His gift as an essayist has, however, earned Epstein not a few detractors. (The most honest tack isn't always also the most popular.) In the most recent instance, would-be authors of the world balked at his suggestion in The New York Times Op-Ed section that they all, every one of them, keep their books inside them. Weblogs and online bulletin boards lit up with indignation. Said one woman in a letter to the Times, "Thank goodness that Joseph Epstein is not my 9-year-old daughter's teacher, discouraging her creativity and dashing her hopes that she can write a story that others might want to read." Alas, Epstein has always been something of a literary rascal. At the cocktail party of intellectual literature, he is the guy at the punch bowl, quietly and articulately cracking wise about the relative size of the objects stuck up the asses of everyone else in the room.

In his essays, Epstein possesses a wealth of apt, obscure and effortless knowledge. In person, he is a man of anecdotes: conversation with him invariably anchored here and there by winsome, real life accounts. Indeed it seems nearly every story in this new collection has behind it an anecdote of equal charm.

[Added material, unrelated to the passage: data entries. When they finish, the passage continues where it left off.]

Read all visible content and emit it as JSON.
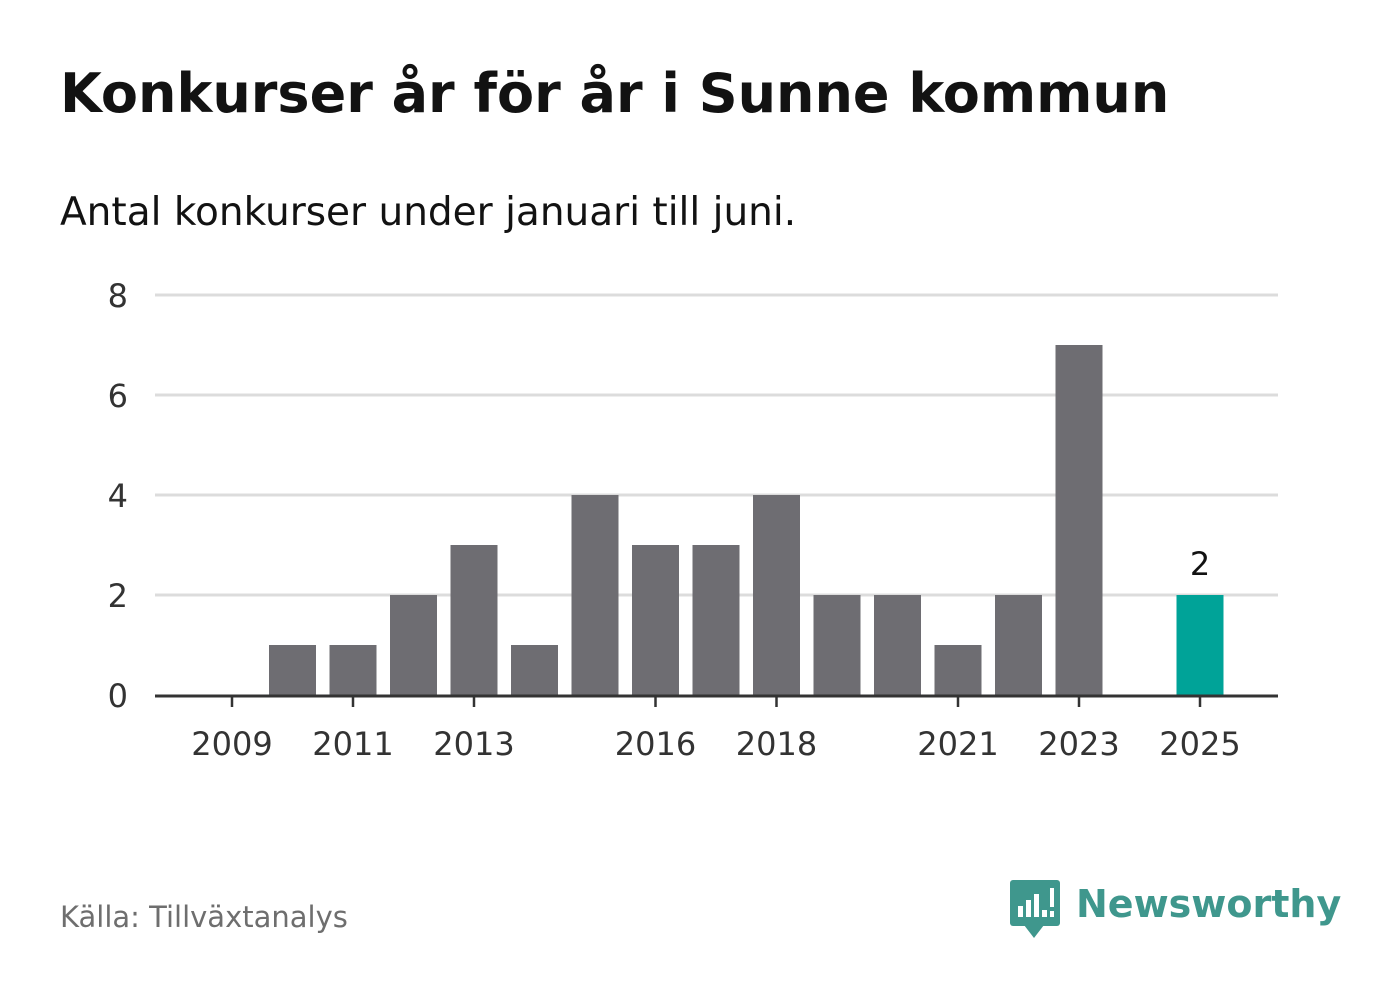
{
  "header": {
    "title": "Konkurser år för år i Sunne kommun",
    "subtitle": "Antal konkurser under januari till juni."
  },
  "footer": {
    "source": "Källa: Tillväxtanalys",
    "brand": "Newsworthy",
    "brand_icon": "bar-chart-speech-bubble-icon"
  },
  "colors": {
    "bar": "#6e6d72",
    "highlight": "#00a398",
    "grid": "#dcdcdc",
    "axis": "#333333",
    "text": "#333333",
    "brand": "#3f978d"
  },
  "chart_data": {
    "type": "bar",
    "categories": [
      2009,
      2010,
      2011,
      2012,
      2013,
      2014,
      2015,
      2016,
      2017,
      2018,
      2019,
      2020,
      2021,
      2022,
      2023,
      2024,
      2025
    ],
    "values": [
      0,
      1,
      1,
      2,
      3,
      1,
      4,
      3,
      3,
      4,
      2,
      2,
      1,
      2,
      7,
      0,
      2
    ],
    "x_tick_labels": [
      "2009",
      "2011",
      "2013",
      "2016",
      "2018",
      "2021",
      "2023",
      "2025"
    ],
    "y_ticks": [
      0,
      2,
      4,
      6,
      8
    ],
    "ylim": [
      0,
      8
    ],
    "highlight_category": 2025,
    "data_labels": [
      {
        "category": 2025,
        "label": "2"
      }
    ],
    "grid": true,
    "xlabel": "",
    "ylabel": ""
  }
}
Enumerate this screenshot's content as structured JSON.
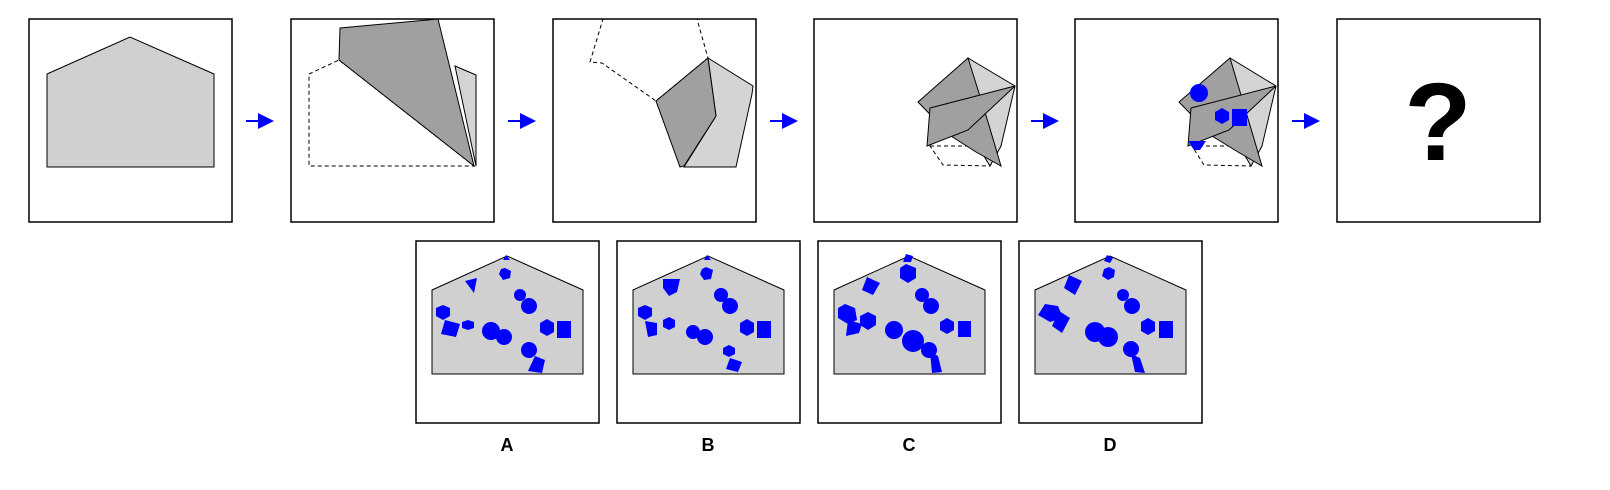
{
  "sequence": {
    "question_mark": "?",
    "colors": {
      "paper": "#d0d0d0",
      "fold_dark": "#a0a0a0",
      "fold_light": "#d4d4d4",
      "hole": "#0000ff",
      "arrow": "#0000ff"
    }
  },
  "options": {
    "a": {
      "label": "A"
    },
    "b": {
      "label": "B"
    },
    "c": {
      "label": "C"
    },
    "d": {
      "label": "D"
    }
  }
}
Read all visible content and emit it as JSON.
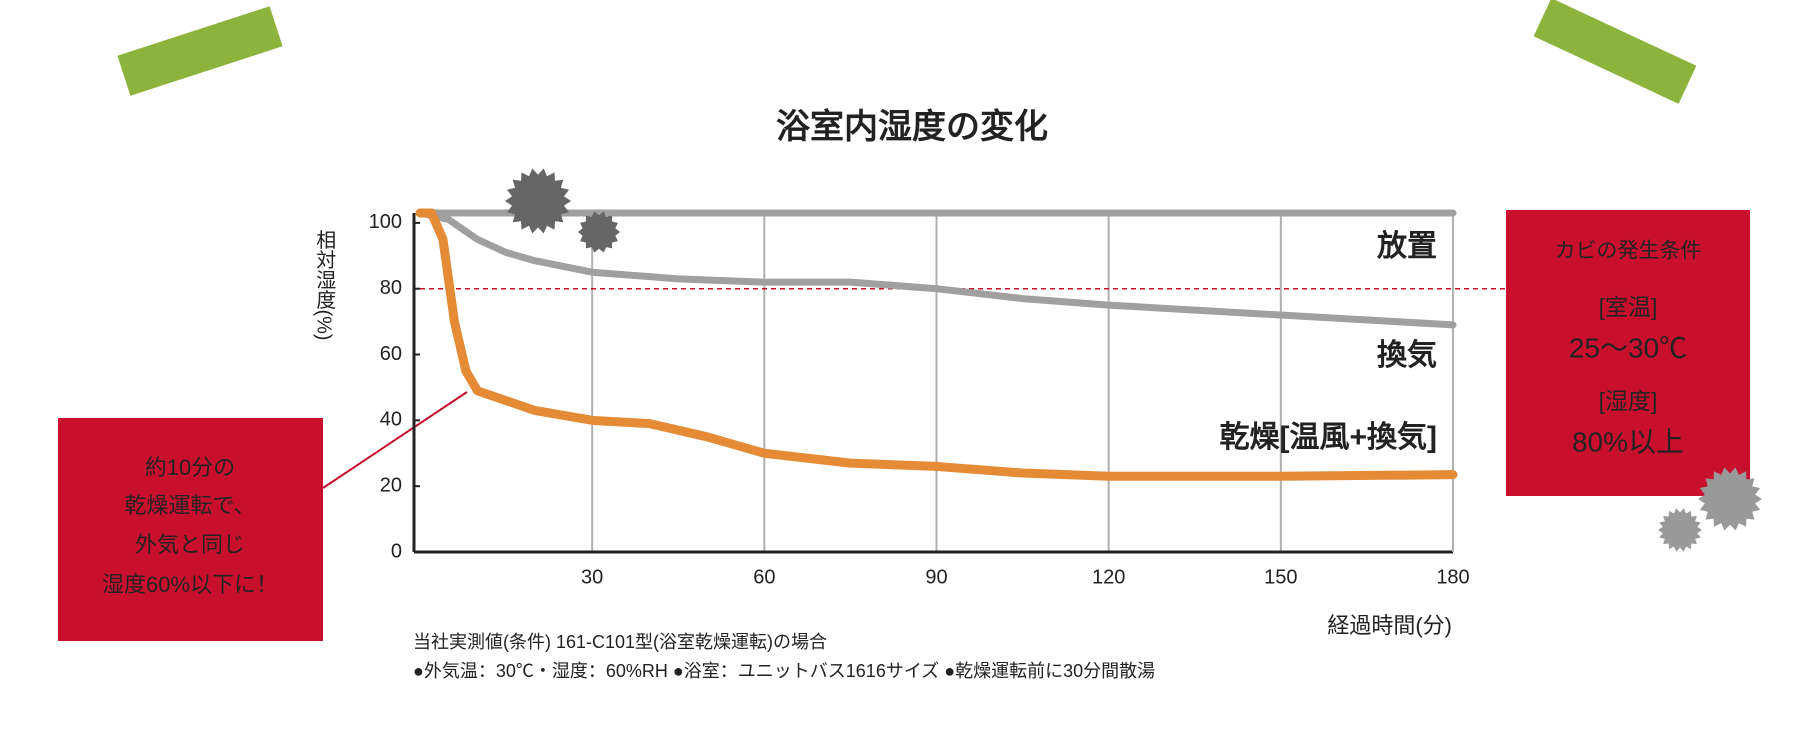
{
  "chart_data": {
    "type": "line",
    "title": "浴室内湿度の変化",
    "y_label": "相対湿度(%)",
    "x_label": "経過時間(分)",
    "xlim": [
      0,
      180
    ],
    "ylim": [
      0,
      103
    ],
    "xticks": [
      30,
      60,
      90,
      120,
      150,
      180
    ],
    "yticks": [
      0,
      20,
      40,
      60,
      80,
      100
    ],
    "grid": true,
    "series": [
      {
        "name": "放置",
        "color": "#a0a0a0",
        "x": [
          0,
          180
        ],
        "values": [
          103,
          103
        ]
      },
      {
        "name": "換気",
        "color": "#a0a0a0",
        "x": [
          0,
          5,
          10,
          15,
          20,
          30,
          45,
          60,
          75,
          90,
          105,
          120,
          150,
          180
        ],
        "values": [
          103,
          101,
          95,
          91,
          88.5,
          85,
          83,
          82,
          82,
          80,
          77,
          75,
          72,
          69
        ]
      },
      {
        "name": "乾燥[温風+換気]",
        "color": "#e58a35",
        "x": [
          0,
          2,
          4,
          6,
          8,
          10,
          15,
          20,
          30,
          40,
          50,
          60,
          75,
          90,
          105,
          120,
          150,
          180
        ],
        "values": [
          103,
          103,
          95,
          70,
          55,
          49,
          46,
          43,
          40,
          39,
          35,
          30,
          27,
          26,
          24,
          23,
          23,
          23.5
        ]
      }
    ],
    "threshold": {
      "value": 80,
      "color": "#c8102e"
    },
    "notes": [
      "当社実測値(条件) 161-C101型(浴室乾燥運転)の場合",
      "●外気温：30℃・湿度：60%RH ●浴室：ユニットバス1616サイズ ●乾燥運転前に30分間散湯"
    ],
    "annotations": [
      {
        "lines": [
          "約10分の",
          "乾燥運転で、",
          "外気と同じ",
          "湿度60%以下に！"
        ]
      },
      {
        "lines": [
          "カビの発生条件",
          "[室温]",
          "25～30℃",
          "[湿度]",
          "80%以上"
        ]
      }
    ]
  }
}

"You can do in stories things that are above those in essays," says Epstein. "In essays and piecework, you are trying to make a point, whereas in stories you are not quite sure what the point is. T.S. Eliot once said of Henry James, 'He had a mind so fine no idea could violate it,' which, I think, is the ultimate compliment for an author. Stories are above ideas."

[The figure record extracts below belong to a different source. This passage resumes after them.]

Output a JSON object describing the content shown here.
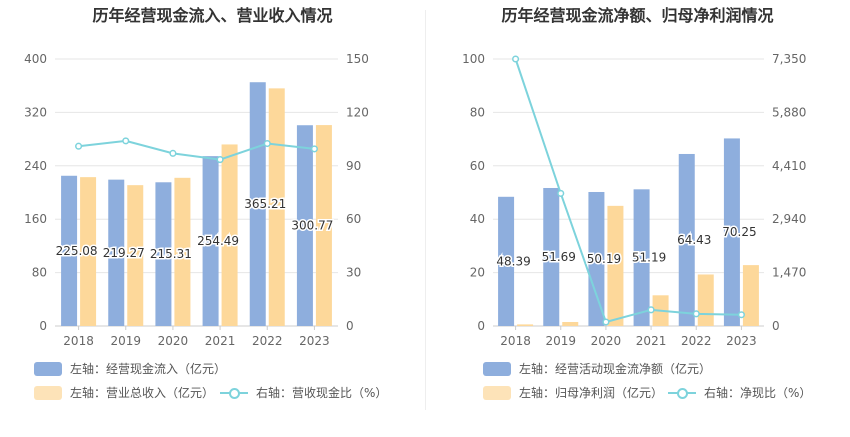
{
  "panels": [
    {
      "title": "历年经营现金流入、营业收入情况",
      "legend": [
        "左轴：经营现金流入（亿元）",
        "左轴：营业总收入（亿元）",
        "右轴：营收现金比（%）"
      ]
    },
    {
      "title": "历年经营现金流净额、归母净利润情况",
      "legend": [
        "左轴：经营活动现金流净额（亿元）",
        "左轴：归母净利润（亿元）",
        "右轴：净现比（%）"
      ]
    }
  ],
  "chart_data": [
    {
      "type": "bar",
      "categories": [
        "2018",
        "2019",
        "2020",
        "2021",
        "2022",
        "2023"
      ],
      "title": "历年经营现金流入、营业收入情况",
      "ylim": [
        0,
        400
      ],
      "y_ticks": [
        "0",
        "80",
        "160",
        "240",
        "320",
        "400"
      ],
      "y2lim": [
        0,
        150
      ],
      "y2_ticks": [
        "0",
        "30",
        "60",
        "90",
        "120",
        "150"
      ],
      "grid": true,
      "legend_position": "bottom",
      "series": [
        {
          "name": "左轴：经营现金流入（亿元）",
          "type": "bar",
          "axis": "left",
          "color": "#8eaedd",
          "values": [
            225.08,
            219.27,
            215.31,
            254.49,
            365.21,
            300.77
          ],
          "labels": [
            "225.08",
            "219.27",
            "215.31",
            "254.49",
            "365.21",
            "300.77"
          ]
        },
        {
          "name": "左轴：营业总收入（亿元）",
          "type": "bar",
          "axis": "left",
          "color": "#fdd89a",
          "values": [
            223,
            211,
            222,
            272,
            356,
            301
          ]
        },
        {
          "name": "右轴：营收现金比（%）",
          "type": "line",
          "axis": "right",
          "color": "#7dd3dc",
          "values": [
            101,
            104,
            97,
            93.5,
            102.5,
            99.5
          ]
        }
      ]
    },
    {
      "type": "bar",
      "categories": [
        "2018",
        "2019",
        "2020",
        "2021",
        "2022",
        "2023"
      ],
      "title": "历年经营现金流净额、归母净利润情况",
      "ylim": [
        0,
        100
      ],
      "y_ticks": [
        "0",
        "20",
        "40",
        "60",
        "80",
        "100"
      ],
      "y2lim": [
        0,
        7350
      ],
      "y2_ticks": [
        "0",
        "1,470",
        "2,940",
        "4,410",
        "5,880",
        "7,350"
      ],
      "grid": true,
      "legend_position": "bottom",
      "series": [
        {
          "name": "左轴：经营活动现金流净额（亿元）",
          "type": "bar",
          "axis": "left",
          "color": "#8eaedd",
          "values": [
            48.39,
            51.69,
            50.19,
            51.19,
            64.43,
            70.25
          ],
          "labels": [
            "48.39",
            "51.69",
            "50.19",
            "51.19",
            "64.43",
            "70.25"
          ]
        },
        {
          "name": "左轴：归母净利润（亿元）",
          "type": "bar",
          "axis": "left",
          "color": "#fdd89a",
          "values": [
            0.6,
            1.5,
            45,
            11.5,
            19.3,
            22.8
          ]
        },
        {
          "name": "右轴：净现比（%）",
          "type": "line",
          "axis": "right",
          "color": "#7dd3dc",
          "values": [
            7350,
            3650,
            110,
            445,
            335,
            310
          ]
        }
      ]
    }
  ]
}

Ideas aside, Fabulous Small Jews is every bit as evocative as Epstein's bestselling nonfiction, if decidedly subtler in its approach. The world of the fictive may not be his customary stomping grounds, but Epstein apparently needs no map to navigate its passageways. In his own words, put forth in a past essay, "Life, like the show, must go on, even if one is forced to make half of it up." | October 2003

 

Doug Wagner has written for Black Book Magazine, Canongate's Mojo Collection, and Alternet.org. These days, when not traveling to far-flung places, he hangs his hat in San Diego, California.